I have quarterly tax payments scheduled on my Google Calendar so I never forget to log in to the federal government’s Electronic Federal Tax Payment System (EFTPS) website and send in my share. I do the same for my state’s required taxes, too. If you made $400 or more from your business in a calendar year, you’ll also need to start paying quarterly self-employment taxes. Look into Form 1040-ES for more details.
How Much Will I Pay?
The current tax system is based on how much income your business accrues, minus its expenses. I currently pay 20 percent of my gross income to the government. For perspective, if I get paid $100 to do a job, $20 comes off the top for self-employment tax.
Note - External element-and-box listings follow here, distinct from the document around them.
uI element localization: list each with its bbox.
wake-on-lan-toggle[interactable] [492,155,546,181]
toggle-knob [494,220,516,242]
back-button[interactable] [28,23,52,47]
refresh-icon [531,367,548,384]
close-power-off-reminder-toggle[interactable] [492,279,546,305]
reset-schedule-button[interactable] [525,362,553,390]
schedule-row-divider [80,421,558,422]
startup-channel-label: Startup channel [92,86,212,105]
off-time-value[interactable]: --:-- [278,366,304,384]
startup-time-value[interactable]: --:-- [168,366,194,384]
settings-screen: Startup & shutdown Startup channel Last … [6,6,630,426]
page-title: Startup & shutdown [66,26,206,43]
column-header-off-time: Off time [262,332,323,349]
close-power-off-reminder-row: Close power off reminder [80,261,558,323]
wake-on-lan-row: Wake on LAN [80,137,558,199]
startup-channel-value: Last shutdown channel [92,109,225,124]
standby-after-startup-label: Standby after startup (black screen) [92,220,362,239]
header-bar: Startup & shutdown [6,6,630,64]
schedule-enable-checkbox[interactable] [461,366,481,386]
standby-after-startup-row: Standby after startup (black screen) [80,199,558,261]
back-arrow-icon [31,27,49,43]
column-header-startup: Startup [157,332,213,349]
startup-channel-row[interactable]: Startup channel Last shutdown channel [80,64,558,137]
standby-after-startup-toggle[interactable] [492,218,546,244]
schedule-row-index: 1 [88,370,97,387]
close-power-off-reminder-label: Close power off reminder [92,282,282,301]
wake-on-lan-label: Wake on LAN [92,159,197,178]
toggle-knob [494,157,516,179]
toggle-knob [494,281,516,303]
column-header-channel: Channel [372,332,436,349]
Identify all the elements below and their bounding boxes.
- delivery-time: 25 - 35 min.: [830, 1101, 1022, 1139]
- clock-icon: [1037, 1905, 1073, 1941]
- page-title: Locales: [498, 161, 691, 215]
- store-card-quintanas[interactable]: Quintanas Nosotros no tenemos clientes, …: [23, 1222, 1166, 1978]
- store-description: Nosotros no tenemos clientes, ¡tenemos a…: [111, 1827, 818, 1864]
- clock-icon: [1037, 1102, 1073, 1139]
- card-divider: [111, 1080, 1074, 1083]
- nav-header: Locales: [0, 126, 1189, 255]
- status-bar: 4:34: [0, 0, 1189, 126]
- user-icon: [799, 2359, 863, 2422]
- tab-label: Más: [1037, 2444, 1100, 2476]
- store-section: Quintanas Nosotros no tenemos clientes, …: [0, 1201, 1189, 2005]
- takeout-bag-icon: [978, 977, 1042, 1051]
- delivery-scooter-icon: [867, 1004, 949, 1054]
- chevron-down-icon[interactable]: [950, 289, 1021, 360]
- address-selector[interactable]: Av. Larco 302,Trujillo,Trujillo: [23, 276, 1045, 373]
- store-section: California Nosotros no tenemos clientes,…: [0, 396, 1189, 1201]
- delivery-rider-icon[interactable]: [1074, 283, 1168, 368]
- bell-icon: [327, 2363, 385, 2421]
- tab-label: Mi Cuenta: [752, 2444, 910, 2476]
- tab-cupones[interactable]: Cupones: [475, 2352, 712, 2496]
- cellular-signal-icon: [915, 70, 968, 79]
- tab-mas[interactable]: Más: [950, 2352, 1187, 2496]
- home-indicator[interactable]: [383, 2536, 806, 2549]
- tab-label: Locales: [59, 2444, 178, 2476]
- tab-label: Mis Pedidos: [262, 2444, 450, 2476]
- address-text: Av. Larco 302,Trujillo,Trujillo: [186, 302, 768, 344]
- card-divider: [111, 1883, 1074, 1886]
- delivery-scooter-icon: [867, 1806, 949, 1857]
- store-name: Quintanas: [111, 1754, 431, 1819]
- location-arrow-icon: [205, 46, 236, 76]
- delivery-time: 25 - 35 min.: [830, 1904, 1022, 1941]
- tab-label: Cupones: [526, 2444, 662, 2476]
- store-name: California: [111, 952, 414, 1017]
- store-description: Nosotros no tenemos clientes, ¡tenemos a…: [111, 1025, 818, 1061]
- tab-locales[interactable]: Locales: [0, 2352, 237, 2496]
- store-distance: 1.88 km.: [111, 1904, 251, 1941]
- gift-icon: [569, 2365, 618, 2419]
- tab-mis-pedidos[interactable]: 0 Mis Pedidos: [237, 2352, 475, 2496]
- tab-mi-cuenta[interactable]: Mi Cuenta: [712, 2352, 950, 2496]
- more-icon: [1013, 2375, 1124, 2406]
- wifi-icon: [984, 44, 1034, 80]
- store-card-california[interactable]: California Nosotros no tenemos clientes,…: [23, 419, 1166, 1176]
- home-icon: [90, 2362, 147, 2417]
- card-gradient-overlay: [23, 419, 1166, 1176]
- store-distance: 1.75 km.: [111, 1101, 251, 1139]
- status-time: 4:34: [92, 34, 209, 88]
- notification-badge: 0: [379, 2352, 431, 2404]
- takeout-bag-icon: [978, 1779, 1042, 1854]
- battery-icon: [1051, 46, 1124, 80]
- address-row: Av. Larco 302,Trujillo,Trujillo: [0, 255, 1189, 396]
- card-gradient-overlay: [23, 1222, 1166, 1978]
Then, work-related expenses are deducted from the remaining $80 before it can become part of my paycheck. As a freelancer, making $100 isn’t the same as pocketing $100.
Setting Aside Money
Initially, it can seem daunting to set aside money for yet another payment. After all, there’s retirement to save for and daily operating expenses. However, I’ve found that it’s easiest to save for self-employment tax payments by putting aside a portion of each payment as they arrive.
Every two weeks when I process payroll for myself, I calculate how many paid invoices have come in, and transfer 20 percent to a special savings account dedicated to my quarterly self-employment taxes. That way, when the due dates roll around, the money is ready to go.
When you worked for an employer, all taxes were quietly handled via the accounting department. Unless you scrutinized your pay stub, you probably never realized where a portion of your paycheck was going. Now, as a self-employed individual, you’re responsible for calculating and remitting taxes to the government. By being proactive, you can ensure a successful tax season every year.